Data Protection and Anonymization in the Context of Financial and Legal Services

The GDPR obliges organizations, companies and institutions to protect citizens’ data so that they are not used by third parties and to minimize the data being released. On the basis of this obligation, INEA (Innovation and Networks Executive Agency) has awarded almost €1M to Pangeanic's. This award is aimed at developing a multilingual anonymization toolkit for European public administrations based on the AI processing of texts in the fields of health, life sciences, and justice. The question is: To what extent are we equipped to comply with the GDPR in the financial and legal sector when the personal data of our clients are handled on a large scale?

Personal data protection goes beyond simply seeking to avoid situations in which other unauthorized persons access the private data of an individual. It is about people’s basic right to have their privacy protected against the violations of such rights that may arise from their personal data being collected or stored by companies or Public Administrations.

Personal data can be defined as any numerical, alphabetical, graphical, photographic or acoustic information, or information of any other kind, relating to an identified or identifiable natural person. In other words, any information that either reveals data about a specific natural person or that, through said information, could lead to the identification of the person, is classed as personal data. This includes paychecks, addresses, telephone numbers, email addresses, photographs, medical check-ups, names and surnames, religious beliefs, political views, bank account details and, in some cases, professions and family relations, etc. However, data such as the Tax Identification Number of a legal person is not considered personal data.

There are certain kinds of data that, due to being particularly sensitive, affect people’s privacy. According to the law, data related to a person’s ideology, trade-union membership, religion, beliefs, ethnic background, health and sex life is considered especially sensitive. For these kinds of data, it is necessary for businesses and government to implement special security measures.

Example of text anonymization software using the redaction technique

Example of text anonymization software using the redaction technique

With the aim of providing greater security for any company that handles clients’ personal data on a large scale, the anonymization of personal data through the use of new Big Data techniques, which in this context takes on an inestimable value, comes into play.
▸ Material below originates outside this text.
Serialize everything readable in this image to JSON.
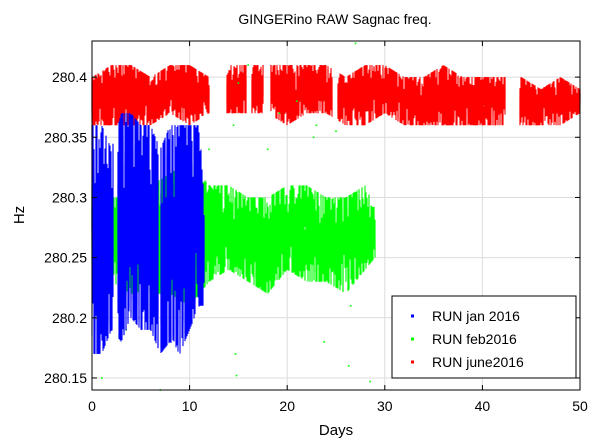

Here we must differentiate between the concept of absolute anonymization, which is very difficult to achieve as there is always a risk of being able to match up the information in question with the person to which it alludes through the information crossover, and the more practical term “de-identification”. Taking into account that anonymization can never be absolute, it must at least be ensured that the re-identification that may arise due to the information crossover or “traceability to the data subject” entails such a high degree of effort that it is not realistically feasible for anybody to try to retrieve it. That is what we are currently working on in our technology division, PangeaMT.

The MAPA (Multilingual Anonymization toolkit for Public Administrations) project makes use of state-of-the-art Natural Language Processing tools such as named-entity recognition based on neural networks and bilingual encoding to develop an open-source solution with a focus on the medical and legal domains, deploying it at several Public Administrations in Europe, including Spain, France, Latvia and Malta.

“The aim of MAPA is to provide a private data anonymization service so that such data can be shared among organizations while protecting private or confidential data. Implementation cases will focus on de-identifying, obfuscating or pseudo-anonymizing personally identifiable information. Thanks to artificial intelligence (AI), it doesn’t matter what language the Public Administration or other users deal with; there will always be a solution. MAPA will allow PAs to comply with the GDPR with a high degree of certainty and protect the private data of a person while retaining the practicality of Big Data.”

MAPA will meet GDPR requirements at scale. Although no software can guarantee 100% accuracy, it will make the exchange of documents much quicker and more dynamic and efficient. It will also ensure compliance with both the GDPR requirements and the law. Have companies in these sectors such as financial institutions, insurance firms, consultancies and law firms considered how complying with the GDPR would facilitate the implementation of these anonymization tools?

Based on this knowledge, at Pangeanic we have working on converting anonymization into a tool that can be implemented not only in the public sector, but also in the private business domain, bringing it closer to sectors such as law and finance, where enormous quantities of clients’ personal data are regularly handled, making anonymization a real need.